I believe most modern Android systems have two entire system partitions, the "A slot" and the "B slot". At any given time, either A or B is marked as the one to boot. A delta update says how to transform the currently-active slot to produce a new system image. If the active slot is A, then the updater copies the entirety of the A slot partition to the B slot, then applies the changes to the B slot, then marks the B slot to be tentatively booted next time. If the tentative boot works ok (as opposed to crashing), then the B slot will mark itself as the active slot.
Having a system for tentatively booting a post-update image means that if something goes surprisingly wrong (perhaps due to a weird mix of installed apps on a particular device, who knows?) then there is still a working system that can be booted.

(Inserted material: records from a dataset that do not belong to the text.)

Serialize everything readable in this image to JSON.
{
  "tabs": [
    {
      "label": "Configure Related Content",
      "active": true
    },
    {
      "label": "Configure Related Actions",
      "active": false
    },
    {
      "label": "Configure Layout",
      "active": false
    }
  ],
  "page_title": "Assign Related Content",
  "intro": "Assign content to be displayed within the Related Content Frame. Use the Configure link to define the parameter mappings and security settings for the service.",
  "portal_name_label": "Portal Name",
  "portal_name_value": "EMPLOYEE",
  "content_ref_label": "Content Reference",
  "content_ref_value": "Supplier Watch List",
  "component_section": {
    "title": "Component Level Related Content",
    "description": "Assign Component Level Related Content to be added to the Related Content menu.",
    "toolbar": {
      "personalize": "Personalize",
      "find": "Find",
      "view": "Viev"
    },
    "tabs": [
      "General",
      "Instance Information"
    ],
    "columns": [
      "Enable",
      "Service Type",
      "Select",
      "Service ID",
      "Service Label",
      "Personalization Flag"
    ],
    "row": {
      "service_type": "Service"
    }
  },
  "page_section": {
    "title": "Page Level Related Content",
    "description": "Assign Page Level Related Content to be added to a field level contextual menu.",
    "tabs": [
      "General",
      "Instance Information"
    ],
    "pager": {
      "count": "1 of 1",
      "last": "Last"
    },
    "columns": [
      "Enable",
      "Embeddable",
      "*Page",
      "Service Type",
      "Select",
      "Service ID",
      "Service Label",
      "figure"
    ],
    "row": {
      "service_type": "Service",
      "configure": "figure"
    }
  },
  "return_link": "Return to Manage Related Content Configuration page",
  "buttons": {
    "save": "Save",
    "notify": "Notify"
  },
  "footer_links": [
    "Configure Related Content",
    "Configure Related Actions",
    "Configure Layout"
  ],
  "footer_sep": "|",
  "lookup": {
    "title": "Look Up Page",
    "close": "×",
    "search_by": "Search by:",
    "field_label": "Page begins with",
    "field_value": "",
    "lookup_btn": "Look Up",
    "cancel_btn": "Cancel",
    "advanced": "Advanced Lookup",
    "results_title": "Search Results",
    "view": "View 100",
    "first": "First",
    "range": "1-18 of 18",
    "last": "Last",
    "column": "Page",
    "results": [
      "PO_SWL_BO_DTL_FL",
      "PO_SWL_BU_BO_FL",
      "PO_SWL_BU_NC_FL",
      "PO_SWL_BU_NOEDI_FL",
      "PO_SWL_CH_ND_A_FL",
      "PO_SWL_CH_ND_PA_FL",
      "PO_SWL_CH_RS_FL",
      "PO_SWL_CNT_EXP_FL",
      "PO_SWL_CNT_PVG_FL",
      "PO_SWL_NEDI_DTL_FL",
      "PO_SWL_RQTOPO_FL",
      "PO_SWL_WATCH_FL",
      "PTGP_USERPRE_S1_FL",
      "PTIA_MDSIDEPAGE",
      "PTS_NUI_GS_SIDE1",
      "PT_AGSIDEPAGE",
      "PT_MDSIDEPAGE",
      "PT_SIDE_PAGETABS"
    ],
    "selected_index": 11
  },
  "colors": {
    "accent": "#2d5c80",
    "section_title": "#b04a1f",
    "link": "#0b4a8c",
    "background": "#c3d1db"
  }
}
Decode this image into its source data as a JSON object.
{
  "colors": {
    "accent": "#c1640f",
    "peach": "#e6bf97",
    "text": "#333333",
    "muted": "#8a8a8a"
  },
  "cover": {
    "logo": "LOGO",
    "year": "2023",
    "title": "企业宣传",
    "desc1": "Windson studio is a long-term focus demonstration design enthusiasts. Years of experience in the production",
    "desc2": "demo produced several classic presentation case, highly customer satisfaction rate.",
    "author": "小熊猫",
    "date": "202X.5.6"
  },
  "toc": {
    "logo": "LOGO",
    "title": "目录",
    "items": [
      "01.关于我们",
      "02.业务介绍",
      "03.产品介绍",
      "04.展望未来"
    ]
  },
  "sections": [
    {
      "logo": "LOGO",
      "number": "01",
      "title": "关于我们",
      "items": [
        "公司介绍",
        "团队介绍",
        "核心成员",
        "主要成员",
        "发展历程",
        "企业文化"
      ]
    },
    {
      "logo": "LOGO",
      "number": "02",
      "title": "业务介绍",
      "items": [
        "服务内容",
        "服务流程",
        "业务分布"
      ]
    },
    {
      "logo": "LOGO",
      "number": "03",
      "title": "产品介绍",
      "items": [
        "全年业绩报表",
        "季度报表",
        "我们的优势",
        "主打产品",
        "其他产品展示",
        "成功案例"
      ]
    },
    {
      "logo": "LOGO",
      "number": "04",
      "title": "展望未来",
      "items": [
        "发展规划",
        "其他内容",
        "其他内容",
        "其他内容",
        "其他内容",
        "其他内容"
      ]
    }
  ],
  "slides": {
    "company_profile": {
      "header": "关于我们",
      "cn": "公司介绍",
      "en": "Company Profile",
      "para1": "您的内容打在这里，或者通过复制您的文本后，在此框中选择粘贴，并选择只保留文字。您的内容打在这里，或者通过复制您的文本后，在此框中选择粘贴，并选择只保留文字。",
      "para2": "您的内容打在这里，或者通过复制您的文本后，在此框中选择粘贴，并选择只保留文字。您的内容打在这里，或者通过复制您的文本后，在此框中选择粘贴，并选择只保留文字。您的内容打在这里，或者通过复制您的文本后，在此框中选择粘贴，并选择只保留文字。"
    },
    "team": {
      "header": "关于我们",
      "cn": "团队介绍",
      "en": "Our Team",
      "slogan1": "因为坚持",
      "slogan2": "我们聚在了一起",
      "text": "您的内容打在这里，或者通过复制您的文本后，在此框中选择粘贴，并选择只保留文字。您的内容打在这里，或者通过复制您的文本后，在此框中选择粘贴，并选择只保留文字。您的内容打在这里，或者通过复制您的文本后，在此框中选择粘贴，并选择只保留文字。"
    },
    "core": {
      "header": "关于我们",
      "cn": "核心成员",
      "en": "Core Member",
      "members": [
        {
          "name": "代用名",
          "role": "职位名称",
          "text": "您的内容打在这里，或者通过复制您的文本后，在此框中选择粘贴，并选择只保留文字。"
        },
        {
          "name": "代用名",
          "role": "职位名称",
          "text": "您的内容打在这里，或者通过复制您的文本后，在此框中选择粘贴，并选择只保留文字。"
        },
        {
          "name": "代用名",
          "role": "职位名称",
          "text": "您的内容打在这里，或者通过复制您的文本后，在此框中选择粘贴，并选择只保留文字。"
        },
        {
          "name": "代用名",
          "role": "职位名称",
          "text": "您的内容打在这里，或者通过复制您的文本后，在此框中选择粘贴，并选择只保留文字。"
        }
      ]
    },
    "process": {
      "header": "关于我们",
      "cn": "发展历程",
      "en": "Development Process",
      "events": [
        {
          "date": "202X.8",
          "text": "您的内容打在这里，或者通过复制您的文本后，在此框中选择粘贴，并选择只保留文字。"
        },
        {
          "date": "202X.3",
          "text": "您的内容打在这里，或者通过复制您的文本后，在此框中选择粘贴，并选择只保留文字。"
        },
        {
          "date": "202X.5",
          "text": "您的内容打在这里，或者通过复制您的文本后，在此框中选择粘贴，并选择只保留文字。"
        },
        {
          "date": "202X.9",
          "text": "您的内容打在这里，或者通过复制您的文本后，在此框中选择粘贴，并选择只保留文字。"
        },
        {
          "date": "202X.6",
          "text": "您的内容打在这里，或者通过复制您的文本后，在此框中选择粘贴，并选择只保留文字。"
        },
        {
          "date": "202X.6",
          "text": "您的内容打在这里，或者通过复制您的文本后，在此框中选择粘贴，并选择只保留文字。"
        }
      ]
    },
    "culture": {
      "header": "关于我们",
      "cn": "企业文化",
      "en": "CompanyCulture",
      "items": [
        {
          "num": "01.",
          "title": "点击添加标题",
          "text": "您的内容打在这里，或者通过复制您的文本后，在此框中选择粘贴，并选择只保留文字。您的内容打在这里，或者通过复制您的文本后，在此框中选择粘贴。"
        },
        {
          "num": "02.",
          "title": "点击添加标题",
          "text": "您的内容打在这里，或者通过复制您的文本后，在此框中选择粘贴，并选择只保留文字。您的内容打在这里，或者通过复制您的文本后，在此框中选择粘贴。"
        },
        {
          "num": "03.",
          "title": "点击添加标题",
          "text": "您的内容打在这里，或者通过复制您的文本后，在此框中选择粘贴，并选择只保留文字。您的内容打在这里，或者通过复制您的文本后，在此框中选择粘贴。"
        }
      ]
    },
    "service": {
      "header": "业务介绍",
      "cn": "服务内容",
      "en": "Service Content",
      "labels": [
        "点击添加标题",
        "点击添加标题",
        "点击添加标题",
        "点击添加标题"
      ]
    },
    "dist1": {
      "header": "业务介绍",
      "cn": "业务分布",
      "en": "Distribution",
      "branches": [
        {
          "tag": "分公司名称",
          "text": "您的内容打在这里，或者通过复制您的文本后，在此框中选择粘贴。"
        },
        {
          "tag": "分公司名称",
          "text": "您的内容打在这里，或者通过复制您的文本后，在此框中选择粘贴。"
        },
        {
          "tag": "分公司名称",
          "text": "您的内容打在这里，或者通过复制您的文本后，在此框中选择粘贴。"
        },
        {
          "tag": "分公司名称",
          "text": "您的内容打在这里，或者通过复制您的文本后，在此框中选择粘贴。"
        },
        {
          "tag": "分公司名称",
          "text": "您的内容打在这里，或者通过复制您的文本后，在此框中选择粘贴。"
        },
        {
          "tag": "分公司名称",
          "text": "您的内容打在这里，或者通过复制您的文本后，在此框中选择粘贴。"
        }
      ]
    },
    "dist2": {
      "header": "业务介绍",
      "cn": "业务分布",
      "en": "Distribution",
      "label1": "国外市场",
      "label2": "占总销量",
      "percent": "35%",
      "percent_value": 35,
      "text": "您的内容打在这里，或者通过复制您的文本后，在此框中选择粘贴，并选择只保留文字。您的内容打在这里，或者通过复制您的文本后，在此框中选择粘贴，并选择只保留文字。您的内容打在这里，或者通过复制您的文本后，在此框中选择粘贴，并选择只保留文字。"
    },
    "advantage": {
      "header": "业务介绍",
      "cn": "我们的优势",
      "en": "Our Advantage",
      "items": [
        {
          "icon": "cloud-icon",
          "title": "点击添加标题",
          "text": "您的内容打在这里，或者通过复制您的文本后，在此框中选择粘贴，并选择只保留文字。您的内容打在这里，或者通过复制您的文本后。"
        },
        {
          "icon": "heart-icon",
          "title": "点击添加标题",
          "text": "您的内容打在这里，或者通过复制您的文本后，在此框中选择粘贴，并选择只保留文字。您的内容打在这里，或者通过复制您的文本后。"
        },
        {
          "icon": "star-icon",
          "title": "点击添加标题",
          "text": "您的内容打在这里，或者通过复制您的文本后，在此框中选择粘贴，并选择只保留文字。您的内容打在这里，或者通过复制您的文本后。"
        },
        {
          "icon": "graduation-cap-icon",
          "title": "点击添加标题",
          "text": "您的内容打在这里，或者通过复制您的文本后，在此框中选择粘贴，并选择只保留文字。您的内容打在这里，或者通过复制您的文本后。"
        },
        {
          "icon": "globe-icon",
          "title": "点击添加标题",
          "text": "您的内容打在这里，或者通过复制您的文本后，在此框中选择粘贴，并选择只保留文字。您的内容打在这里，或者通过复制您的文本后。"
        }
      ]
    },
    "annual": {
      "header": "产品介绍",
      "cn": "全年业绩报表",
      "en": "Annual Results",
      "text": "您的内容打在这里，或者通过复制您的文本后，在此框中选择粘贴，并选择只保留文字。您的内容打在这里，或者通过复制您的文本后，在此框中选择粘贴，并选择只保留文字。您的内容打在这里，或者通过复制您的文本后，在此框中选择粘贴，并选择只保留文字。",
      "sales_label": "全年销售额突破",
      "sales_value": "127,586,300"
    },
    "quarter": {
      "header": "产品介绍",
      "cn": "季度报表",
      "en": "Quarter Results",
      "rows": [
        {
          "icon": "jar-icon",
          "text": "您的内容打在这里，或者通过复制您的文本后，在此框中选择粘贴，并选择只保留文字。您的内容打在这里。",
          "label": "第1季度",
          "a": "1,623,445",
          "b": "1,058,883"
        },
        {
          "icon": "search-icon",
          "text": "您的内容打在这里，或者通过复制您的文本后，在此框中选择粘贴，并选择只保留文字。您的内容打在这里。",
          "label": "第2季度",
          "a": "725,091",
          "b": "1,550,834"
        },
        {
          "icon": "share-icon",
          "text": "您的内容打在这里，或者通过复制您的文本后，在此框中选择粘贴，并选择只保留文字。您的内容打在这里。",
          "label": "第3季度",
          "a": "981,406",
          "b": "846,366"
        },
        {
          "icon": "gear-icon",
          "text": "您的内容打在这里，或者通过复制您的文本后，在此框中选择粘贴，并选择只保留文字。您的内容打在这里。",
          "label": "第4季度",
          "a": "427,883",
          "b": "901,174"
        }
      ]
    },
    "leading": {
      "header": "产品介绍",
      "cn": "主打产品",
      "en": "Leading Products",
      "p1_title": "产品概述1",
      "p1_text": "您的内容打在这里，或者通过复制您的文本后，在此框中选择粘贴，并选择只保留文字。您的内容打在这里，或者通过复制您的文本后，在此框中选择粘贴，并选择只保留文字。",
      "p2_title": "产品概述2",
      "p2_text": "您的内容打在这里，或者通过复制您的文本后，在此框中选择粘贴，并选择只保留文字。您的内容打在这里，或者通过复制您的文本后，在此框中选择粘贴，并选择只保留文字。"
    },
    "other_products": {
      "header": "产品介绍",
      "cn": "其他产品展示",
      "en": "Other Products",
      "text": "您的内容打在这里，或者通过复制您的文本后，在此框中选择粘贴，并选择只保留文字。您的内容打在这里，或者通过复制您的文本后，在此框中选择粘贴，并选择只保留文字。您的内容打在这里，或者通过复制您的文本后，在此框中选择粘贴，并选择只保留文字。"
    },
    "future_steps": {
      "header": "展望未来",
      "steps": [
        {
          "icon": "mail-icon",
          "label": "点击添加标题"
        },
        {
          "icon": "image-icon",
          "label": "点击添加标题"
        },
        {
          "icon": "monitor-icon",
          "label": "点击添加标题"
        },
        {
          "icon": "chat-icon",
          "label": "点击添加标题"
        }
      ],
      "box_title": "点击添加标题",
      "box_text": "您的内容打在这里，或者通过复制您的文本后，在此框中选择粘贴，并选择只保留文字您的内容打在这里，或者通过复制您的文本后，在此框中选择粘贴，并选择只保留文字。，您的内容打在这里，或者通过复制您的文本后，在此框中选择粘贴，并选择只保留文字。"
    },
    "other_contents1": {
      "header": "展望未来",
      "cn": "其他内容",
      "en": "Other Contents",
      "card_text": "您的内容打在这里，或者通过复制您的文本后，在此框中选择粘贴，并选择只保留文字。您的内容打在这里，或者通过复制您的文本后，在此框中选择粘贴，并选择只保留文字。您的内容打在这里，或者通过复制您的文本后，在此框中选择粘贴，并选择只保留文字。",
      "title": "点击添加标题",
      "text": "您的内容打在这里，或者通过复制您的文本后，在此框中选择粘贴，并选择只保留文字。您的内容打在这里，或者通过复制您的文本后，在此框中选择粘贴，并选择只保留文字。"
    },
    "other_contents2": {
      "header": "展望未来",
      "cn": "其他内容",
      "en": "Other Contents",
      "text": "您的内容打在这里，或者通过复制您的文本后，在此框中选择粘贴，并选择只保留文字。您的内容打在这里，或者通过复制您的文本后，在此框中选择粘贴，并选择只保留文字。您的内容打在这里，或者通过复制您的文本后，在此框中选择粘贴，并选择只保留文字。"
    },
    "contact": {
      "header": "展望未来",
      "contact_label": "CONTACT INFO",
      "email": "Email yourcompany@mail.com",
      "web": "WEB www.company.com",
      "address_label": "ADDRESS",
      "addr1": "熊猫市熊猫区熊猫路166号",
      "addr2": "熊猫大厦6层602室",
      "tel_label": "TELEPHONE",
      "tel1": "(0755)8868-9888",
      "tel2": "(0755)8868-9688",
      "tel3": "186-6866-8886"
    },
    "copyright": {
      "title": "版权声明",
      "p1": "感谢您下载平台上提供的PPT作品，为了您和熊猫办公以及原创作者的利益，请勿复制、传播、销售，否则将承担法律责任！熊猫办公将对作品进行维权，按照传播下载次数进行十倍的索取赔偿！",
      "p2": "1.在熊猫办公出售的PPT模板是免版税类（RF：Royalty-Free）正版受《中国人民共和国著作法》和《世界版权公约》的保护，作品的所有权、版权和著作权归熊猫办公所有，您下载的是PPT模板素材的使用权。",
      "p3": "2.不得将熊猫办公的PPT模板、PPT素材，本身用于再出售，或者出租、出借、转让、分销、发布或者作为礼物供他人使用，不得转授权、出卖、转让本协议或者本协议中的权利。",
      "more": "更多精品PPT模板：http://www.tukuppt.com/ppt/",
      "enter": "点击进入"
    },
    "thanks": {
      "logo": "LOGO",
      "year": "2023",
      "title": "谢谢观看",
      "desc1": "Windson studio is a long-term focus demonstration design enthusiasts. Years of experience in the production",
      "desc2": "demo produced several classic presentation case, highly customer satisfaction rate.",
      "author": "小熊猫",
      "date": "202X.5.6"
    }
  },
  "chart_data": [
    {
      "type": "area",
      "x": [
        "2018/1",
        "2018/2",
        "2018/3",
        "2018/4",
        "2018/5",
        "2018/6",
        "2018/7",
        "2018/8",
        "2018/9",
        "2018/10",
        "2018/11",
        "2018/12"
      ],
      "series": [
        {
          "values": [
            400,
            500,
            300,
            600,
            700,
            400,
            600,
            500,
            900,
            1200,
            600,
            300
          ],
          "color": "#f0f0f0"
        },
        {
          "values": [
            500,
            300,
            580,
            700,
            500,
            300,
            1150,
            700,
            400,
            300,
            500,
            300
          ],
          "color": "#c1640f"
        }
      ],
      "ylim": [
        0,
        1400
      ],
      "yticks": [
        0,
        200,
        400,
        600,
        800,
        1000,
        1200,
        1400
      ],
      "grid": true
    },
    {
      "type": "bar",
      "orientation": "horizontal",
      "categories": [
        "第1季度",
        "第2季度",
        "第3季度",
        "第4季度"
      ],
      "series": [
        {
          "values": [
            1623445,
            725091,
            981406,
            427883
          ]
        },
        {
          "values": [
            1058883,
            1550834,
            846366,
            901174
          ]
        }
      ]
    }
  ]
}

If the delta update is observed to fail for a significant number of users, then that update can be replaced by a different set of change instructions on the update server, at which point hopefully applying the new update to the currently-working system will result in a different new system image that hopefully will pass the tentative-boot test.
If I have that right, then most updates -- whether the downloaded delta was large or small -- will take roughly the same amount of time in the "copy and apply" step.
I'm sure I'm leaving out many things, e.g., signature verification, but also integrity checking (aside from the delta process, the entire new system partition needs to be checked for integrity regardless of the size of the delta update).